Once you've found the set you're interested in you can mark it as a favourite, or view instructions which it then downloads via whatever data link you have available. The instructions have not been made specially for the app: those for later sets are the PDFs available from LEGO customer services (which we link to here), and those for older sets are scans that have probably originated from http://www.brickfactory.info/: I'm guessing that because that site, and this app. originate in Holland.
So it's all very well and good, but is there any point to it? The iPhone has a relatively small screen so any reproduction of instructions on it are going to be tiny and really not much use if you're planning on reconstructing the set.

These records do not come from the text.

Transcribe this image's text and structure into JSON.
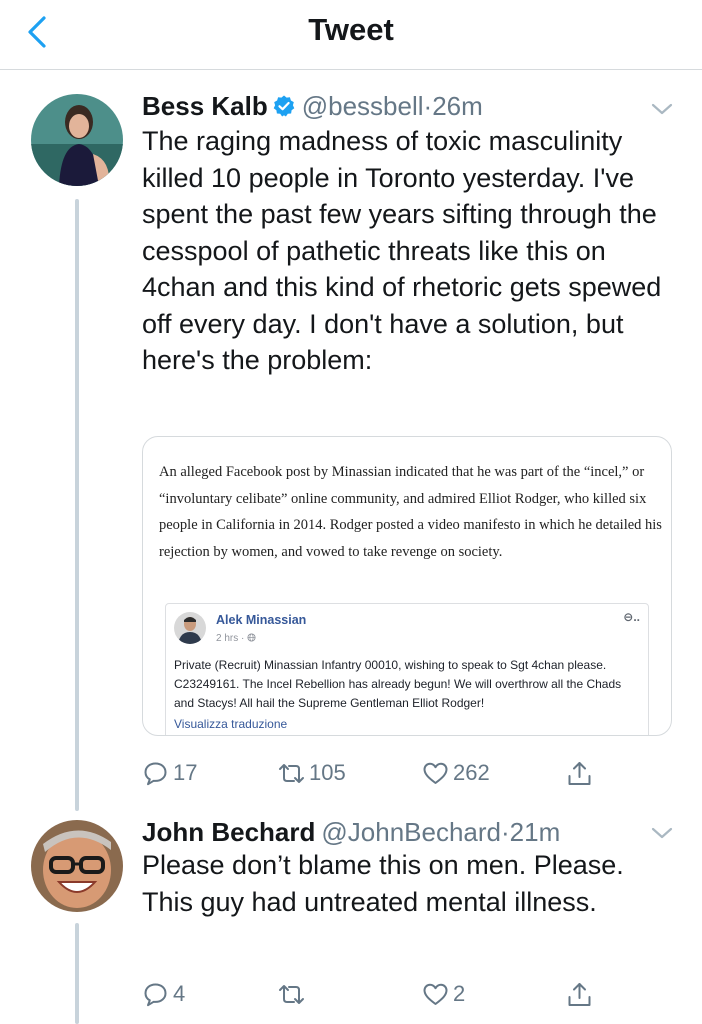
{
  "header": {
    "title": "Tweet",
    "back_icon": "chevron-left-icon"
  },
  "tweets": [
    {
      "display_name": "Bess Kalb",
      "verified": true,
      "handle": "@bessbell",
      "separator": "·",
      "time": "26m",
      "text": "The raging madness of toxic masculinity killed 10 people in Toronto yesterday. I've spent the past few years sifting through the cesspool of pathetic threats like this on 4chan and this kind of rhetoric gets spewed off every day. I don't have a solution, but here's the problem:",
      "media": {
        "article_text": "An alleged Facebook post by Minassian indicated that he was part of the “incel,” or “involuntary celibate” online community, and admired Elliot Rodger, who killed six people in California in 2014. Rodger posted a video manifesto in which he detailed his rejection by women, and vowed to take revenge on society.",
        "fb_post": {
          "name": "Alek Minassian",
          "time": "2 hrs · ",
          "options": "⊖..",
          "text": "Private (Recruit) Minassian Infantry 00010, wishing to speak to Sgt 4chan please. C23249161. The Incel Rebellion has already begun! We will overthrow all the Chads and Stacys! All hail the Supreme Gentleman Elliot Rodger!",
          "translate": "Visualizza traduzione"
        }
      },
      "actions": {
        "replies": "17",
        "retweets": "105",
        "likes": "262"
      }
    },
    {
      "display_name": "John Bechard",
      "verified": false,
      "handle": "@JohnBechard",
      "separator": "·",
      "time": "21m",
      "text": "Please don’t blame this on men. Please.  This guy had untreated mental illness.",
      "actions": {
        "replies": "4",
        "retweets": "",
        "likes": "2"
      }
    }
  ],
  "colors": {
    "accent": "#1da1f2",
    "muted": "#657786",
    "border": "#d6dadd",
    "fb_link": "#365899"
  }
}
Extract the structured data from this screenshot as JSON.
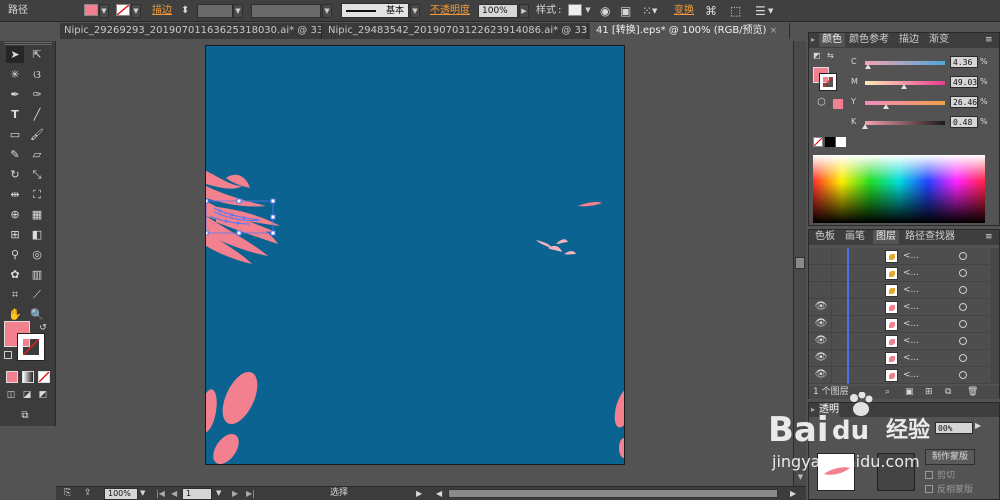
{
  "control_bar": {
    "object_type": "路径",
    "stroke_label": "描边",
    "stroke_profile": "基本",
    "opacity_label": "不透明度",
    "opacity_value": "100%",
    "style_label": "样式",
    "transform_label": "变换",
    "fill_color": "#f2808f"
  },
  "tabs": [
    {
      "label": "Nipic_29269293_20190701163625318030.ai* @ 33...",
      "close": "×"
    },
    {
      "label": "Nipic_29483542_20190703122623914086.ai* @ 33...",
      "close": "×"
    },
    {
      "label": "41 [转换].eps* @ 100% (RGB/预览)",
      "close": "×"
    }
  ],
  "status_bar": {
    "zoom": "100%",
    "artboard_number": "1",
    "tool_name": "选择"
  },
  "color_panel": {
    "tabs": [
      "颜色",
      "颜色参考",
      "描边",
      "渐变"
    ],
    "channels": [
      {
        "label": "C",
        "value": "4.36",
        "position": 0.04,
        "gradient": "linear-gradient(90deg,#f4a4b4,#4da7d9)"
      },
      {
        "label": "M",
        "value": "49.03",
        "position": 0.49,
        "gradient": "linear-gradient(90deg,#fcecb8,#ea3c8f)"
      },
      {
        "label": "Y",
        "value": "26.46",
        "position": 0.26,
        "gradient": "linear-gradient(90deg,#f08cc0,#f2a14a)"
      },
      {
        "label": "K",
        "value": "0.48",
        "position": 0.005,
        "gradient": "linear-gradient(90deg,#f4a0ae,#1a1a1a)"
      }
    ],
    "fill_color": "#f2808f"
  },
  "layers_panel": {
    "tabs": [
      "色板",
      "画笔",
      "图层",
      "路径查找器"
    ],
    "rows": [
      {
        "name": "<...",
        "visible": false,
        "thumb_color": "#e6a830"
      },
      {
        "name": "<...",
        "visible": false,
        "thumb_color": "#e6a830"
      },
      {
        "name": "<...",
        "visible": false,
        "thumb_color": "#e6a830"
      },
      {
        "name": "<...",
        "visible": true,
        "thumb_color": "#f2808f"
      },
      {
        "name": "<...",
        "visible": true,
        "thumb_color": "#f2808f"
      },
      {
        "name": "<...",
        "visible": true,
        "thumb_color": "#f2808f"
      },
      {
        "name": "<...",
        "visible": true,
        "thumb_color": "#f2808f"
      },
      {
        "name": "<...",
        "visible": true,
        "thumb_color": "#f2808f"
      }
    ],
    "layer_count": "1 个图层"
  },
  "transparency_panel": {
    "title": "透明",
    "opacity_partial": "00%",
    "make_mask_button": "制作蒙版",
    "clip_label": "剪切",
    "invert_mask_label": "反相蒙版"
  },
  "watermark": {
    "brand": "Bai",
    "cn": "经验",
    "url": "jingyan.baidu.com"
  },
  "colors": {
    "canvas_bg": "#0b6391",
    "accent_pink": "#f2808f",
    "selection_blue": "#5a78f0"
  }
}
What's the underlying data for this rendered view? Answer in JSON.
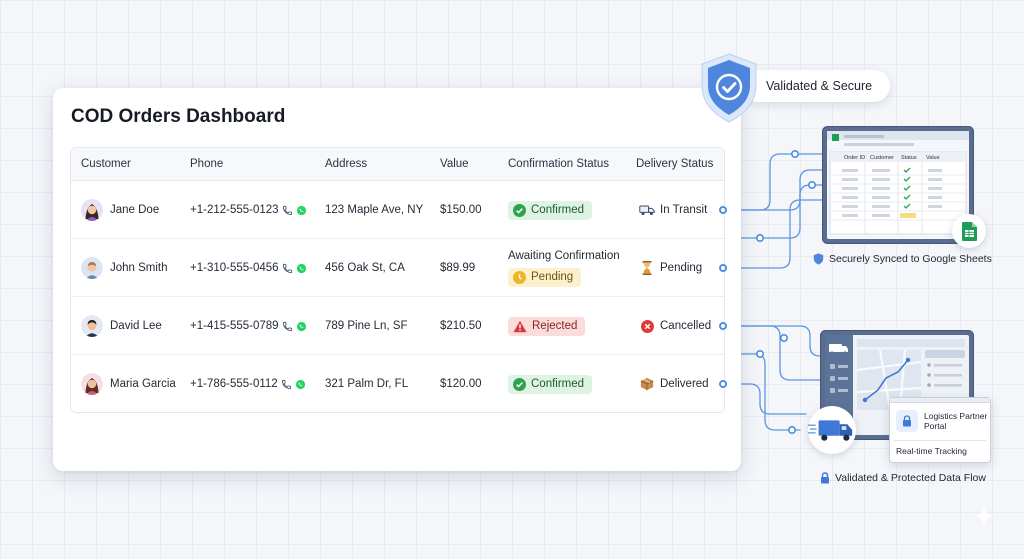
{
  "dashboard": {
    "title": "COD Orders Dashboard",
    "columns": {
      "customer": "Customer",
      "phone": "Phone",
      "address": "Address",
      "value": "Value",
      "confirmation": "Confirmation Status",
      "delivery": "Delivery Status"
    },
    "rows": [
      {
        "customer": "Jane Doe",
        "phone": "+1-212-555-0123",
        "address": "123 Maple Ave, NY",
        "value": "$150.00",
        "confirmation_note": "",
        "confirmation": "Confirmed",
        "delivery": "In Transit"
      },
      {
        "customer": "John Smith",
        "phone": "+1-310-555-0456",
        "address": "456 Oak St, CA",
        "value": "$89.99",
        "confirmation_note": "Awaiting Confirmation",
        "confirmation": "Pending",
        "delivery": "Pending"
      },
      {
        "customer": "David Lee",
        "phone": "+1-415-555-0789",
        "address": "789 Pine Ln, SF",
        "value": "$210.50",
        "confirmation_note": "",
        "confirmation": "Rejected",
        "delivery": "Cancelled"
      },
      {
        "customer": "Maria Garcia",
        "phone": "+1-786-555-0112",
        "address": "321 Palm Dr, FL",
        "value": "$120.00",
        "confirmation_note": "",
        "confirmation": "Confirmed",
        "delivery": "Delivered"
      }
    ]
  },
  "security": {
    "label": "Validated & Secure"
  },
  "sheets": {
    "caption": "Securely Synced to Google Sheets",
    "columns": [
      "Order ID",
      "Customer",
      "Status",
      "Value"
    ]
  },
  "logistics": {
    "portal_title": "Logistics Partner Portal",
    "tracking": "Real-time Tracking",
    "caption": "Validated & Protected Data Flow"
  },
  "icons": {
    "phone": "phone-icon",
    "whatsapp": "whatsapp-icon",
    "confirmed": "check-circle-icon",
    "pending": "clock-icon",
    "rejected": "warning-icon",
    "in_transit": "truck-icon",
    "pending_delivery": "hourglass-icon",
    "cancelled": "x-circle-icon",
    "delivered": "package-icon"
  },
  "colors": {
    "accent": "#4d8fe0",
    "confirmed_bg": "#dff3e3",
    "pending_bg": "#fdf0cd",
    "rejected_bg": "#fbdcdc",
    "sheets_green": "#1f9d55"
  }
}
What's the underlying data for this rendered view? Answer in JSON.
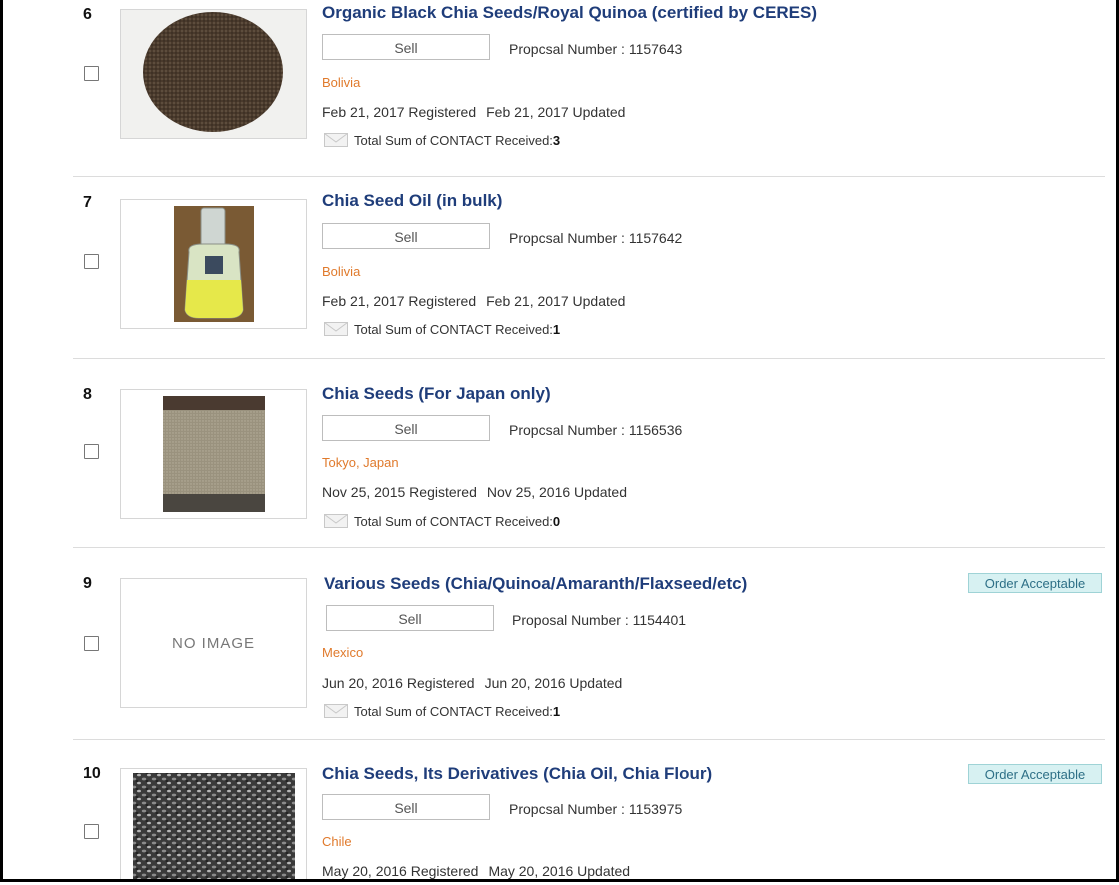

However, although it is not an iPad app, it will run on it and then it becomes more useful. Although the iPad scales up iPhone apps and generally they look pretty awful (this is no exception) the actual instructions are shown at whatever resolution they are available in, so are much more usable and I can imagine having the instructions on the iPad on my building table alongside a pile of bricks and actually being able to build from them.
To conclude then, this has a nice little app and if you don't have an iPad there's no reason not to buy it for a couple of dollars, if just out of curiosity. But if you do, I'd hold off buying it until a native iPad version becomes available when it will suddenly become much more interesting and usable.
Update: I've heard from the author that an iPad version will be released in November and it'll be a free upgrade. So, I guess there really is no reason not to buy it now if you have an iPad.